The Global Warming Potential (GWP) (also sometimes called the Greenhouse Warming Potential) is used to rank the relative effectiveness of a gas at producing a greenhouse effect. Generally, the higher the GWP, the greater the amount of infrared radiation that a molecule of the gas absorbs, and thus the greater the contribution to a greenhouse warming effect from that particular gas molecule.

A major implication of the much-higher GWPs for methane (CH₄), nitrous oxide (N₂O), and CFCs is that it takes less of these gases to produce a greenhouse warming effect than CO₂. So, while the concentrations of the minor greenhouse gases are very small relative to CO₂, they could be important later on since their concentrations are beginning to increase at rates similar to CO₂.

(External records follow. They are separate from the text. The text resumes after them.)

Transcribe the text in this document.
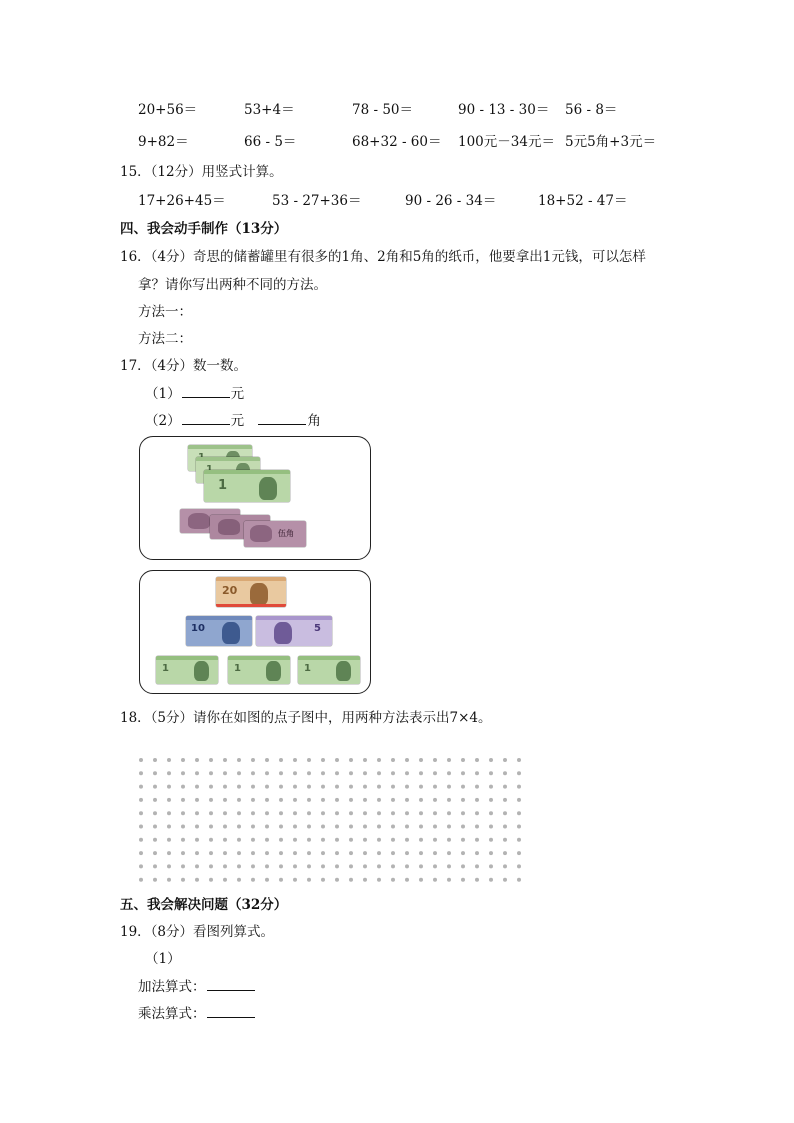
20+56＝	53+4＝	78 - 50＝	90 - 13 - 30＝ 56 - 8＝
9+82＝	66 - 5＝	68+32 - 60＝ 100元－34元＝ 5元5角+3元＝
15．（12分）用竖式计算。
17+26+45＝	53 - 27+36＝	90 - 26 - 34＝	18+52 - 47＝
四、我会动手制作（13分）
16．（4分）奇思的储蓄罐里有很多的1角、2角和5角的纸币，他要拿出1元钱，可以怎样
拿？请你写出两种不同的方法。
方法一：
方法二：
17．（4分）数一数。
（1）	元
（2）	元	角
1
伍角
20
10	5
1	1	1
18．（5分）请你在如图的点子图中，用两种方法表示出7×4。
五、我会解决问题（32分）
19．（8分）看图列算式。
（1）
加法算式：
乘法算式：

The amount of the overall warming of the atmosphere from each individual greenhouse gas must be indexed to the amount of each gas in the atmosphere. Notice that a) amount of the minor greenhouse gases are on the order of 1 part per million or so (1 ppmv = 1/1,000,000 by volume; a percent would be 1/100); and b) the concentrations have begun to increase at a much accelerated rate in the last century. Compare these concentrations to that of CO₂ (at about 360 ppmv). While the concentrations are low now, allowing their concentrations to increase at their current accelerating rates and coupling that with the higher GWPs may result in a substantial portion of the future greenhouse effect being produced by these gases instead of CO₂/H₂O.